Ci sembra tutto chiaro: con la Commissione consiliare II Politiche Economiche del 31 ottobre e con il successivo Consiglio Comunale convocato per lunedì 3 novembre, ci sarà il modo di informare il Consiglio Comunale dell’accaduto e far emergere anche le enormi e strumentali bugie raccontate dall’opposizione che finge di dimenticare che in questi mesi, ahinoi, è cambiato il mercato finanziario internazionale segnando uno spartiacque tra il prima e il dopo di un mercato che dovrà darsi nuove regole. Se i vari guru della finanza di nome Galan, Destro, Menorello e politici vari che in questi giorni si sono scagliati indegnamente contro Zanonato (e quindi anche contro tutti i risparmiatori ed altre istituzioni che si trovano nelle stesse situazioni) sanno e prevedono tutto li preghiamo di mettersi subito al timone dei mercati finanziari internazionali per fornire la giusta direzione di marcia, ma soprattutto la prossima volta di avvisarci per tempo…..così eviteremo tutti noi di perdere parte dei nostri preziosi risparmi.
Gianni Berno - Cons. Comunale PD
Presidente II Commissione Cons. Politiche Economiche
30 Ottobre 2008 alle 11:28
aver perso denaro con le Lehman brucia a tutti, e capisco l’amarezza del Sindaco e dei suoi collaboratori. Brucia anche a Ennio Doris e a Berlusconi che accusano una perdita per Mediolanum di circa 120 milioni di €. Nemmeno loro avevano previsto, e nemmeno i consiglieri comunali di Padova che non hanno messo in guardia nel passato il proprio Comune sugli investimenti a rischio. Inoltre le istituzioni non possono applicare azioni speculative ai propri investimenti, ecco perchè le critiche sono strumentali.
2 Novembre 2008 alle 00:12
peccato che i vituperati berlusconi e doris abbiano rimborsato DI TASCA PROPRIA gli investitori gabbati, forse le due persone più serie del panorama finanziario. E i consulenti del comune di padova cos’hanno fatto? Era meglio fidarsi di berlusconi e doris!

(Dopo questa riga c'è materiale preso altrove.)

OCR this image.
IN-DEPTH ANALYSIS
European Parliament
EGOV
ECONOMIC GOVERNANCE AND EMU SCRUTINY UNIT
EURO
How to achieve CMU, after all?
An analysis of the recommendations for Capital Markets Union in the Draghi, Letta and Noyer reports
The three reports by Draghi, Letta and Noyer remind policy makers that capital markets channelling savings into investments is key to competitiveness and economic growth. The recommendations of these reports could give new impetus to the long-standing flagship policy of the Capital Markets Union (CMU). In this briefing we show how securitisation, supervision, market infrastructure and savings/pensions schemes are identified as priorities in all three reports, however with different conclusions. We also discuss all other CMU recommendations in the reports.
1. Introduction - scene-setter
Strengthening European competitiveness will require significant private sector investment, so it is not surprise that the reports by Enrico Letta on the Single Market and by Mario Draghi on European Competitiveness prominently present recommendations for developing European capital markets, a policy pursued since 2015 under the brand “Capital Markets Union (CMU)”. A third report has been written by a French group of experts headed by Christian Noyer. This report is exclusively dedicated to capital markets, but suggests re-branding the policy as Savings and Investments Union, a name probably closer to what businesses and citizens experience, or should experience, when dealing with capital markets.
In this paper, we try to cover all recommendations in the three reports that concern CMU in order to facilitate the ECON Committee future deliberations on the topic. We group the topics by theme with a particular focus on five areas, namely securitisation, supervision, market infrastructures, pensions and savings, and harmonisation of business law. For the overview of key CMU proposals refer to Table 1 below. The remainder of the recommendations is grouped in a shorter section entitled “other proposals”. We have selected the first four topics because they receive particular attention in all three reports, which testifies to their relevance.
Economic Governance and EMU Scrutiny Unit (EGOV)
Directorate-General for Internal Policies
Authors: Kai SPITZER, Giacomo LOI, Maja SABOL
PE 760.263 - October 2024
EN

3 Novembre 2008 alle 16:56
La crisi finanziaria così come si è proposta era assolutamente imprevedibile. Leggo con stupore le dichiarazioni del Cons.Menorello che afferma che era sufficiente consultare Internet per rendersi conto della situazione. Eventualmente ce lo poteva dire prima così i Mercati avrebbero evitato di bruciare migliaia di miliardi di Euro. Lo scandalo vero è che i detrattori di oggi sono i sostenitori di ieri del “liberismo” senza limiti che ci ha portato all’attuale situazione. Evitiamo le strumentalizzazioni e pensiamo piuttosto alle soluzioni migliori per attenuare le perdite.
Renato Cappon-Resp.le Comunicazione PD Vigonza
31 Marzo 2009 alle 17:11
Buon giorno, sto occupandomi di questioni sollevate dagli obbligazionisti Lehman che si sono rivolti a noi Senatori per sostegno nelle loro azioni.
Mi parrebbe opportuno che si si sentisse per un confronto.
Grazie.
Attendo risposta via mail per avere un contatto diretto.
Cordialmente
Sen.Maria Leddi - Segretario Commissione Finanze
18 Ottobre 2009 alle 19:01
La trasparenza non è un merito e tanto meno un qualcosa di cui andar orgogliosi, bensì un basilare fondamento della democrazia.
Al mondo, ce l’ha sempre insegnato anche la mamma… non regala niente nessuno, tanto meno nell’ambito della finanza speculativa.
Cosa se ne fa il comune di padova con i soldi che dovrebbero essere redistribuiti in servizi?
A cosa serve impegnare capitali destinati a migliorare la città?
Perchè dovremmo pagare le tasse sapendo che i ns. soldi andranno dappertutto anzichè dove serve?